2008-10-06 Thread KLessou
Hi,

I would like to find all documents who contain "France, Flag, French".

I've got docs like this one :

...
wordA,wordB,france, ...
wordA,wordB,flag, ...
wordA,wordB,french, ...
...


I can't make my query like this :
k1_en:(+france +flag +french)^100 OR k2_en:(+france +flag +french)^10 OR
k3_en:(+france +flag +french)

So, this only way to do what I want is to generate this query :

(k1_en:france^100 OR k2_en:france^10 OR k3_en:france)
AND
(k1_en:flag^100 OR k2_en:flag^10 OR k3_en:flag)
AND
(k1_en:french^100 OR k2_en:french^10 OR k3_en:french)

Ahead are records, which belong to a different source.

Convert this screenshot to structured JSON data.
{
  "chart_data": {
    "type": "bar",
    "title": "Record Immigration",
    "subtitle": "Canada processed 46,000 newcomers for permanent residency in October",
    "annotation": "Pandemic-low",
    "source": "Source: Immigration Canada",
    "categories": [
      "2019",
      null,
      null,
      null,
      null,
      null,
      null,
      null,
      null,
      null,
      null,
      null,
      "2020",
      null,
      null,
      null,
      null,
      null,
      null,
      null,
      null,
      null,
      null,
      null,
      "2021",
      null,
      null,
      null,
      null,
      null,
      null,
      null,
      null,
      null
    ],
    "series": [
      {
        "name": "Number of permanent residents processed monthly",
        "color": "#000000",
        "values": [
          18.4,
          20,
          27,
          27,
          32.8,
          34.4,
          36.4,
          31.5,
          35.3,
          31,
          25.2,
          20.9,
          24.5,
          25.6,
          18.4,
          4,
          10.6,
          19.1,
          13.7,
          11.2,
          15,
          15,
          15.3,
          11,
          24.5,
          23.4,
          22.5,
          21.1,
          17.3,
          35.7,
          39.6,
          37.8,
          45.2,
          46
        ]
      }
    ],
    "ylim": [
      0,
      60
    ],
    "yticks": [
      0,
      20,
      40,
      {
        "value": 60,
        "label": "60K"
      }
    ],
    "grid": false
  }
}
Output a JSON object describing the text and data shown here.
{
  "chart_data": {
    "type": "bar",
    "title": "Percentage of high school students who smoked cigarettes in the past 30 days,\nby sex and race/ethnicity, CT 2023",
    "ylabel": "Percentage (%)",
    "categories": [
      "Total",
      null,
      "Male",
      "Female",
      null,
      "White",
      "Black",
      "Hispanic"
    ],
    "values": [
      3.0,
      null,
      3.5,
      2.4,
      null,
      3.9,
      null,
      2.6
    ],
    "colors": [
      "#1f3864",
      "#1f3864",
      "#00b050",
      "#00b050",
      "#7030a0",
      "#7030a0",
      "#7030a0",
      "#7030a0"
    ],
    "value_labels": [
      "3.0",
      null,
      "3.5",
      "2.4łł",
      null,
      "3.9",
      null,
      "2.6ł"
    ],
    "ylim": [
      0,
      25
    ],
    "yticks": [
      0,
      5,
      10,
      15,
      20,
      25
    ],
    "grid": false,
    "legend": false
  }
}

Is there a better/more simple way to do this ?

Thx in advance !

-- 
~
| klessou |
~


Re: required keyword in all a document

2008-10-06 Thread KLessou
MultiFieldQueryParser seems to generate what I want :
http://hudson.zones.apache.org/hudson/job/Lucene-trunk/javadoc//org/apache/lucene/queryParser/MultiFieldQueryParser.html

But is there a Php version ?

On Mon, Oct 6, 2008 at 1:24 PM, KLessou <[EMAIL PROTECTED]> wrote:

> Hi,
>
> I would like to find all documents who contain "France, Flag, French".
>
> I've got docs like this one :
> 
> ...
> wordA,wordB,france, ...
> wordA,wordB,flag, ...
> wordA,wordB,french, ...
> ...
> 
>
> I can't make my query like this :
> k1_en:(+france +flag +french)^100 OR k2_en:(+france +flag +french)^10 OR
> k3_en:(+france +flag +french)
>
> So, this only way to do what I want is to generate this query :
>
> (k1_en:france^100 OR k2_en:france^10 OR k3_en:france)
> AND
> (k1_en:flag^100 OR k2_en:flag^10 OR k3_en:flag)
> AND
> (k1_en:french^100 OR k2_en:french^10 OR k3_en:french)
>
> Is there a better/more simple way to do this ?
>
> Thx in advance !
>
> --
> ~
> | klessou |
> ~
>



-- 
~
| klessou |
~


Re: required keyword in all a document

2008-10-06 Thread KLessou
On Mon, Oct 6, 2008 at 1:24 PM, KLessou <[EMAIL PROTECTED]> wrote:

> Hi,
>
> I would like to find all documents who contain "France, Flag, French".
>
> I've got docs like this one :
> 
> ...
> wordA,wordB,france, ...
> wordA,wordB,flag, ...
> wordA,wordB,french, ...
> ...
> 
>
> I can't make my query like this :
> k1_en:(+france +flag +french)^100 OR k2_en:(+france +flag +french)^10 OR
> k3_en:(+france +flag +french)
>

because I only get this type of document :

...
wordA,wordB,france,flag,french, ... 
wordA,wordB, ...
wordA,wordB, ...
...



>
> So, this only way to do what I want is to generate this query :
>
> (k1_en:france^100 OR k2_en:france^10 OR k3_en:france)
> AND
> (k1_en:flag^100 OR k2_en:flag^10 OR k3_en:flag)
> AND
> (k1_en:french^100 OR k2_en:french^10 OR k3_en:french)
>
> Is there a better/more simple way to do this ?
>
> Thx in advance !
>
> --
> ~
> | klessou |
> ~
>



-- 
~
| klessou |
~